Choi excavates the lives of women within this patriarchal structure. Under the former Hoju system, inheritance was exclusively patrilineal; war widows who cultivated the land remained legally invisible, unable to claim ownership. The video work 60Ho critiques this erasure, referencing how women were stripped of individuality and addressed by soldiers only by their house numbers.

The Yangji-ri Archive materializes this history through concrete models of the village’s identical housing and name plaques that evoke funerary tablets.
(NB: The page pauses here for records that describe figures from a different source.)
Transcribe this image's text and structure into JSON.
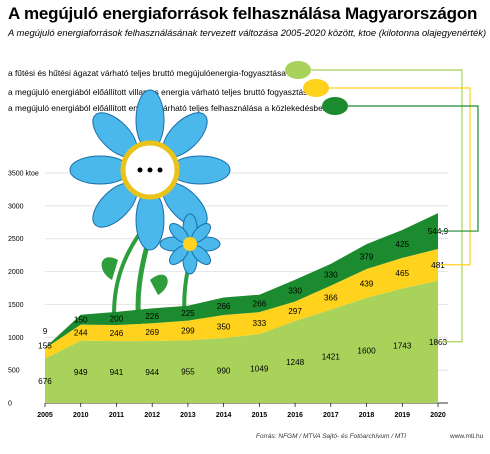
{
  "title": "A megújuló energiaforrások felhasználása Magyarországon",
  "subtitle": "A megújuló energiaforrások felhasználásának tervezett változása 2005-2020 között, ktoe (kilotonna olajegyenérték)",
  "source": "Forrás: NFGM / MTVA Sajtó- és Fotóarchívum / MTI",
  "website": "www.mti.hu",
  "colors": {
    "heating": "#a8d25a",
    "electricity": "#ffd21e",
    "transport": "#1c8a2e"
  },
  "chart_data": {
    "type": "area",
    "stacked": true,
    "x": [
      "2005",
      "2010",
      "2011",
      "2012",
      "2013",
      "2014",
      "2015",
      "2016",
      "2017",
      "2018",
      "2019",
      "2020"
    ],
    "ylim": [
      0,
      3500
    ],
    "yticks": [
      0,
      500,
      1000,
      1500,
      2000,
      2500,
      3000,
      3500
    ],
    "yunit": "ktoe",
    "legend_position": "top-left",
    "series": [
      {
        "name": "a fűtési és hűtési ágazat várható teljes bruttó megújulóenergia-fogyasztása",
        "color": "#a8d25a",
        "values": [
          676,
          949,
          941,
          944,
          955,
          990,
          1049,
          1248,
          1421,
          1600,
          1743,
          1863
        ],
        "labels": [
          "676",
          "949",
          "941",
          "944",
          "955",
          "990",
          "1049",
          "1248",
          "1421",
          "1600",
          "1743",
          "1863"
        ]
      },
      {
        "name": "a megújuló energiából előállított villamos energia várható teljes bruttó fogyasztása",
        "color": "#ffd21e",
        "values": [
          155,
          244,
          246,
          269,
          299,
          350,
          333,
          297,
          366,
          439,
          465,
          481
        ],
        "labels": [
          "155",
          "244",
          "246",
          "269",
          "299",
          "350",
          "333",
          "297",
          "366",
          "439",
          "465",
          "481"
        ]
      },
      {
        "name": "a megújuló energiából előállított energia várható teljes felhasználása a közlekedésben",
        "color": "#1c8a2e",
        "values": [
          9,
          150,
          200,
          226,
          225,
          266,
          266,
          330,
          330,
          379,
          425,
          544.9
        ],
        "labels": [
          "9",
          "150",
          "200",
          "226",
          "225",
          "266",
          "266",
          "330",
          "330",
          "379",
          "425",
          "544,9"
        ]
      }
    ]
  }
}
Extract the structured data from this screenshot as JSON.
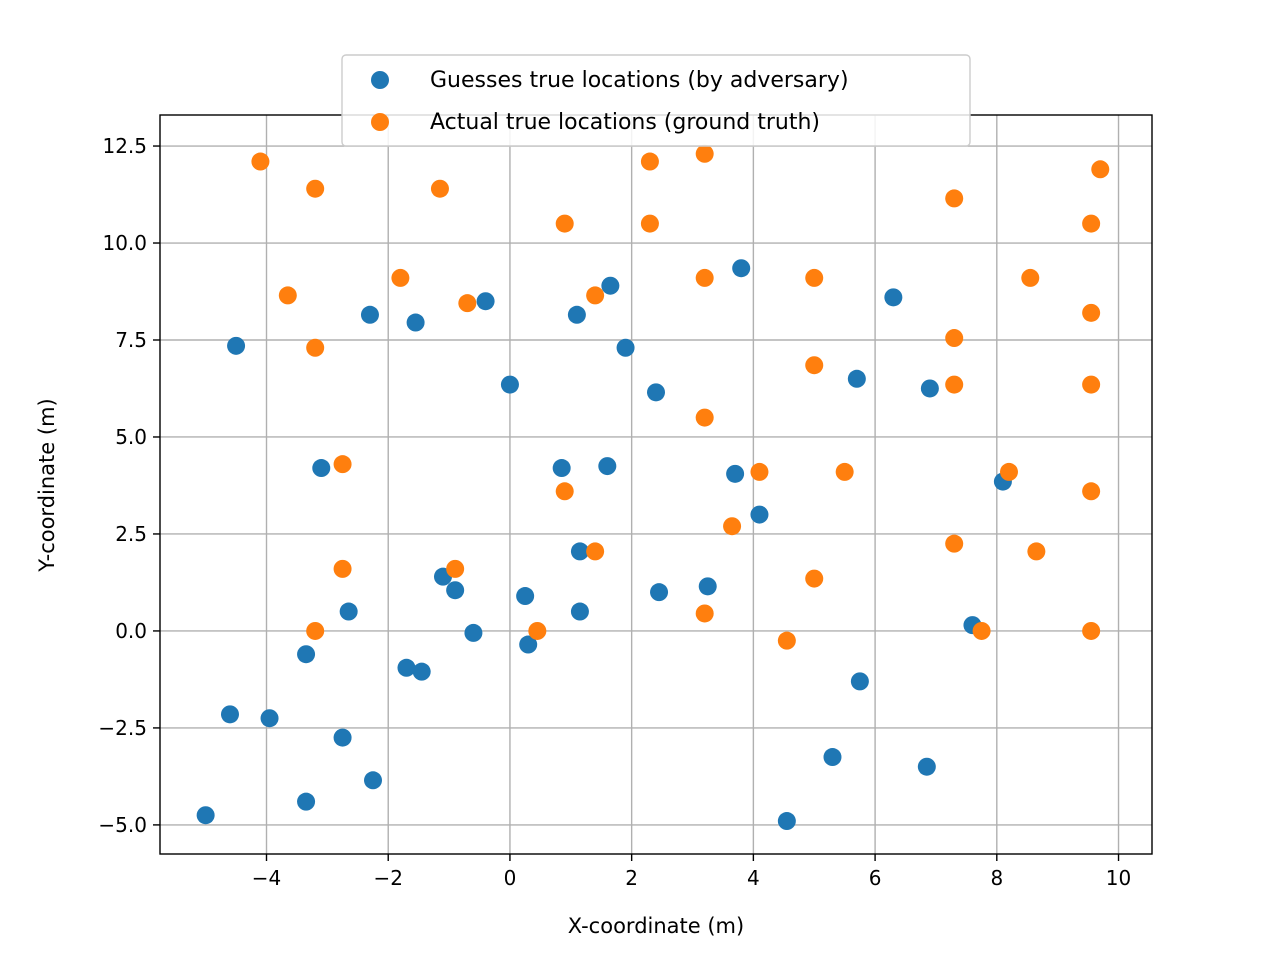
{
  "chart_data": {
    "type": "scatter",
    "xlabel": "X-coordinate (m)",
    "ylabel": "Y-coordinate (m)",
    "xlim": [
      -5.75,
      10.55
    ],
    "ylim": [
      -5.75,
      13.3
    ],
    "grid": true,
    "legend_position": "top-center",
    "x_ticks": [
      -4,
      -2,
      0,
      2,
      4,
      6,
      8,
      10
    ],
    "x_tick_labels": [
      "−4",
      "−2",
      "0",
      "2",
      "4",
      "6",
      "8",
      "10"
    ],
    "y_ticks": [
      -5.0,
      -2.5,
      0.0,
      2.5,
      5.0,
      7.5,
      10.0,
      12.5
    ],
    "y_tick_labels": [
      "−5.0",
      "−2.5",
      "0.0",
      "2.5",
      "5.0",
      "7.5",
      "10.0",
      "12.5"
    ],
    "series": [
      {
        "name": "Guesses true locations (by adversary)",
        "color": "#1f77b4",
        "points": [
          [
            -4.5,
            7.35
          ],
          [
            -2.3,
            8.15
          ],
          [
            -1.55,
            7.95
          ],
          [
            -0.4,
            8.5
          ],
          [
            1.1,
            8.15
          ],
          [
            1.65,
            8.9
          ],
          [
            3.8,
            9.35
          ],
          [
            1.9,
            7.3
          ],
          [
            0.0,
            6.35
          ],
          [
            2.4,
            6.15
          ],
          [
            6.3,
            8.6
          ],
          [
            5.7,
            6.5
          ],
          [
            6.9,
            6.25
          ],
          [
            -3.1,
            4.2
          ],
          [
            0.85,
            4.2
          ],
          [
            1.6,
            4.25
          ],
          [
            3.7,
            4.05
          ],
          [
            4.1,
            3.0
          ],
          [
            8.1,
            3.85
          ],
          [
            1.15,
            2.05
          ],
          [
            -1.1,
            1.4
          ],
          [
            -0.9,
            1.05
          ],
          [
            0.25,
            0.9
          ],
          [
            3.25,
            1.15
          ],
          [
            2.45,
            1.0
          ],
          [
            -2.65,
            0.5
          ],
          [
            1.15,
            0.5
          ],
          [
            -0.6,
            -0.05
          ],
          [
            0.3,
            -0.35
          ],
          [
            7.6,
            0.15
          ],
          [
            -3.35,
            -0.6
          ],
          [
            -1.7,
            -0.95
          ],
          [
            -1.45,
            -1.05
          ],
          [
            5.75,
            -1.3
          ],
          [
            -4.6,
            -2.15
          ],
          [
            -3.95,
            -2.25
          ],
          [
            -2.75,
            -2.75
          ],
          [
            5.3,
            -3.25
          ],
          [
            6.85,
            -3.5
          ],
          [
            -2.25,
            -3.85
          ],
          [
            -3.35,
            -4.4
          ],
          [
            -5.0,
            -4.75
          ],
          [
            4.55,
            -4.9
          ]
        ]
      },
      {
        "name": "Actual true locations (ground truth)",
        "color": "#ff7f0e",
        "points": [
          [
            -4.1,
            12.1
          ],
          [
            -3.2,
            11.4
          ],
          [
            -1.15,
            11.4
          ],
          [
            0.9,
            10.5
          ],
          [
            2.3,
            12.1
          ],
          [
            2.3,
            10.5
          ],
          [
            3.2,
            12.3
          ],
          [
            7.3,
            11.15
          ],
          [
            9.7,
            11.9
          ],
          [
            9.55,
            10.5
          ],
          [
            -3.65,
            8.65
          ],
          [
            -1.8,
            9.1
          ],
          [
            -0.7,
            8.45
          ],
          [
            1.4,
            8.65
          ],
          [
            3.2,
            9.1
          ],
          [
            5.0,
            9.1
          ],
          [
            8.55,
            9.1
          ],
          [
            9.55,
            8.2
          ],
          [
            -3.2,
            7.3
          ],
          [
            7.3,
            7.55
          ],
          [
            5.0,
            6.85
          ],
          [
            7.3,
            6.35
          ],
          [
            9.55,
            6.35
          ],
          [
            3.2,
            5.5
          ],
          [
            -2.75,
            4.3
          ],
          [
            0.9,
            3.6
          ],
          [
            4.1,
            4.1
          ],
          [
            5.5,
            4.1
          ],
          [
            8.2,
            4.1
          ],
          [
            9.55,
            3.6
          ],
          [
            3.65,
            2.7
          ],
          [
            1.4,
            2.05
          ],
          [
            7.3,
            2.25
          ],
          [
            8.65,
            2.05
          ],
          [
            -2.75,
            1.6
          ],
          [
            -0.9,
            1.6
          ],
          [
            5.0,
            1.35
          ],
          [
            -3.2,
            0.0
          ],
          [
            0.45,
            0.0
          ],
          [
            3.2,
            0.45
          ],
          [
            7.75,
            0.0
          ],
          [
            9.55,
            0.0
          ],
          [
            4.55,
            -0.25
          ]
        ]
      }
    ]
  }
}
Alongside these traces, Artificial Sun centers on a radiant heater, highlighting the physical fragility of life in poorly constructed homes during harsh winters.

This inquiry expands in qbit to adam, which juxtaposes Yangji-ri with the Chajnantor Plateau in Chile, home to a massive international observatory. By connecting a militarized border village to a remote scientific site, Choi interrogates how states and institutions stake claims over territory—whether for ideology, resources, or knowledge—bringing visibility to the inhabitants and environments occupied by these vast systems.

The artist:

Chan Sook Choi’s interdisciplinary practice explores narrative experimentation via physical and mental migration. She addresses social issues by recording the vibrations and traces of fragile human and non-human beings. Winner of the 2021 Korea Artist Prize, she has had solo exhibitions at Kunsthalle Bremen (2025), Berlinische Galerie (2024), Taipei DAC (2020), Art Sonje Center (2017), and Humboldt Forum (2017).